When my sister Cindy is in a jocular mood, she sometimes tells me that I have “Joan of Arc” syndrome. What she means is that I get these visions, and just have to do whatever it is that gets stuck in my head. Sometimes it’ll be to write something that Spirit whispered to me last week, but sometimes it’s just an urge to fry up some of my famous chicken and cheese egg rolls. An urge so strong that I’ll drive out though the rain to buy those little eggroll wrappy things. It’s my sister’s task to remind me that sometimes, the “duck and cover” approach beats charging into the fray like Joan of Arc did.

Those visions are how God talks to me, and I talk back by letting go and following, which is the case with articles and egg rolls. But other times I’ll work and sweat for something and end up not getting it anyway. This happened a few years back when I was called to apply for this certain job, a vocation really. After nearly a year of waiting, it didn’t happen. Why would Spirit tell me to do this and then pull it out from under? Much later, I realized that it was the “process” that I needed to experience, the process of finding out what it would take to get me to give up my comfortable life. This year when the question came up again, the answer was easy. Living our right path is how we converse with the divine, even if we don’t know what we’re doing or where we’re going.

One person who lived her calling was “Peace Pilgrim,” a woman who walked across America over seven times as a living prayer for peace. She vowed, “I shall remain a wanderer until mankind has learned the way of peace, walking until I am given shelter and fasting until I am given food.” She knew that Spirit would arrange for food, shelter, and new sneakers just as they were needed, kind of like “just-in-time” order fulfillment. When she turned herself over to that knowledge, that truth, she was not homeless and hungry, but filled with abundance.

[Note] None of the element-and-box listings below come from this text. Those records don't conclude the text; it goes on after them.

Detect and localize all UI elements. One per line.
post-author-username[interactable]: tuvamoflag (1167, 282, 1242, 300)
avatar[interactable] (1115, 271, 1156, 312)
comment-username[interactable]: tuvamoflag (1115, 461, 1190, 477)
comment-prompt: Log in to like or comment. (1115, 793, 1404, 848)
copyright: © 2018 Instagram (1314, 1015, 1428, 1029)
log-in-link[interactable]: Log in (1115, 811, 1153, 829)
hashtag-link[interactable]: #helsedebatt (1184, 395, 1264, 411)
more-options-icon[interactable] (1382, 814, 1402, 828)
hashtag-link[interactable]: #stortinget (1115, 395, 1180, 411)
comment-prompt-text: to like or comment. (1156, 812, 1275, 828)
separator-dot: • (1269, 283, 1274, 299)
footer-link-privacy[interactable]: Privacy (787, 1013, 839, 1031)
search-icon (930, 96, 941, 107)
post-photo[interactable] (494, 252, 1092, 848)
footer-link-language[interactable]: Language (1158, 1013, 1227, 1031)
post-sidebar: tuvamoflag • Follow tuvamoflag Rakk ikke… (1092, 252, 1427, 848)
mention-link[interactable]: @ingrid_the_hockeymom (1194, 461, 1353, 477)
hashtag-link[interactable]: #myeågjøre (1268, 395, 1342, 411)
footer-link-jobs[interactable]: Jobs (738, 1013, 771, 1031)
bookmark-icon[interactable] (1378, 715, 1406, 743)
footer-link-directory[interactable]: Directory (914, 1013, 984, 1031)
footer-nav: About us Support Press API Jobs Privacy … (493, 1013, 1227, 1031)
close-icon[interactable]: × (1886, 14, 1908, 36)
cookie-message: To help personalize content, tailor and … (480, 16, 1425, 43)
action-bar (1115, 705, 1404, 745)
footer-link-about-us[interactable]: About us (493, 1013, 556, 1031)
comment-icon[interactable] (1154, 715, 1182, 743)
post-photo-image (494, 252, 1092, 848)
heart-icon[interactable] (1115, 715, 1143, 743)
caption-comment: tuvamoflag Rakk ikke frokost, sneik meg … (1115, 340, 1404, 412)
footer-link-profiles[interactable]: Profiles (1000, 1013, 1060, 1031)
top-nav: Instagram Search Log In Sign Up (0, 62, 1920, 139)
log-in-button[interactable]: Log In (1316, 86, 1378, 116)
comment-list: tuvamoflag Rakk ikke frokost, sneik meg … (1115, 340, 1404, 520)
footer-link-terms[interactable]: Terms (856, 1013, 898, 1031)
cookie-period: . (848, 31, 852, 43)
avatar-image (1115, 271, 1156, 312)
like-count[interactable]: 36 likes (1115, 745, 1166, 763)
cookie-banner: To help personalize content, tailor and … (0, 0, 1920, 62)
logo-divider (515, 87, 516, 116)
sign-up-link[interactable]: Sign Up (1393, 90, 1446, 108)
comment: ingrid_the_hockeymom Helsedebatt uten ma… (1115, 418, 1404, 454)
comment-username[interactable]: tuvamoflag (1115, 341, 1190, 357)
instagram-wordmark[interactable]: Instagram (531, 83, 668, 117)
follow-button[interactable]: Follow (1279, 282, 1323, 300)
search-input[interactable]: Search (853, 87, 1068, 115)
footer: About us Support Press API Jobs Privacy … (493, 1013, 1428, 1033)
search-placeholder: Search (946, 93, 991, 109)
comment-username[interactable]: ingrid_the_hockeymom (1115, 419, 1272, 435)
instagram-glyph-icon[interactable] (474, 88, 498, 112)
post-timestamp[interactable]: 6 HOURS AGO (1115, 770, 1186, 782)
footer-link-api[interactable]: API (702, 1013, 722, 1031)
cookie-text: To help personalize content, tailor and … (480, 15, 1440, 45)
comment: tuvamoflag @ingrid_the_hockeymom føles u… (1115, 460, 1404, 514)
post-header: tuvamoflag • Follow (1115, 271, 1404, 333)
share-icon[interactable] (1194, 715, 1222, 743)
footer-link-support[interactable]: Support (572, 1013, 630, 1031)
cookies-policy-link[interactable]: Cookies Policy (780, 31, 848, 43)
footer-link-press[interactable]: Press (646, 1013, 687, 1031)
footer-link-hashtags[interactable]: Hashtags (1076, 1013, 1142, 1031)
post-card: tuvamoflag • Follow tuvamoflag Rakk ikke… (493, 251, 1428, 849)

Her biography describes her calling: “She walks as a prayer and as a chance to inspire others to pray and work with her for peace. She walks without a penny in her pockets and she is not affiliated with any organization. She feels we have learned that war is not the way to peace – that security does not lie in stockpiles of bombs.” Peace Pilgrim walked in step with God, taking nothing with her but her faith that she could teach the way to inner peace, the first step toward global peace.

As much as I’d like to live that life, traveling never has agreed with me. Still, I’m pretty sure that regular people can live with such faith, even if it’s not quite as high profile. God gave me the gifts that make me who I am, but it’s what I do with those gifts that measures our relationship. The gifts of words and food and singing are my way, the easy way to talk back. The thing is, God doesn’t care about my “productivity,” only that we are in relationship with one another. Even while I’m doing these things that seem more spiritual, the still small voice tells me that even a small act of being present is a prayer.

What are you doing with your gifts that speaks to Spirit? Could you be a little more patient next time a friend is upset over some silly thing? Could you catch a spider and release it outside instead of squashing it? Could you put off the vacuuming for another ten minutes and meditate in the setting sun? Could you live like Joan of Arc did and believe in your vision so much that you would die for it? Maybe you would, and maybe it doesn’t matter, but either way I’m going to keep on frying up those egg rolls and charging into the fray – whatever God wants, I’m ready.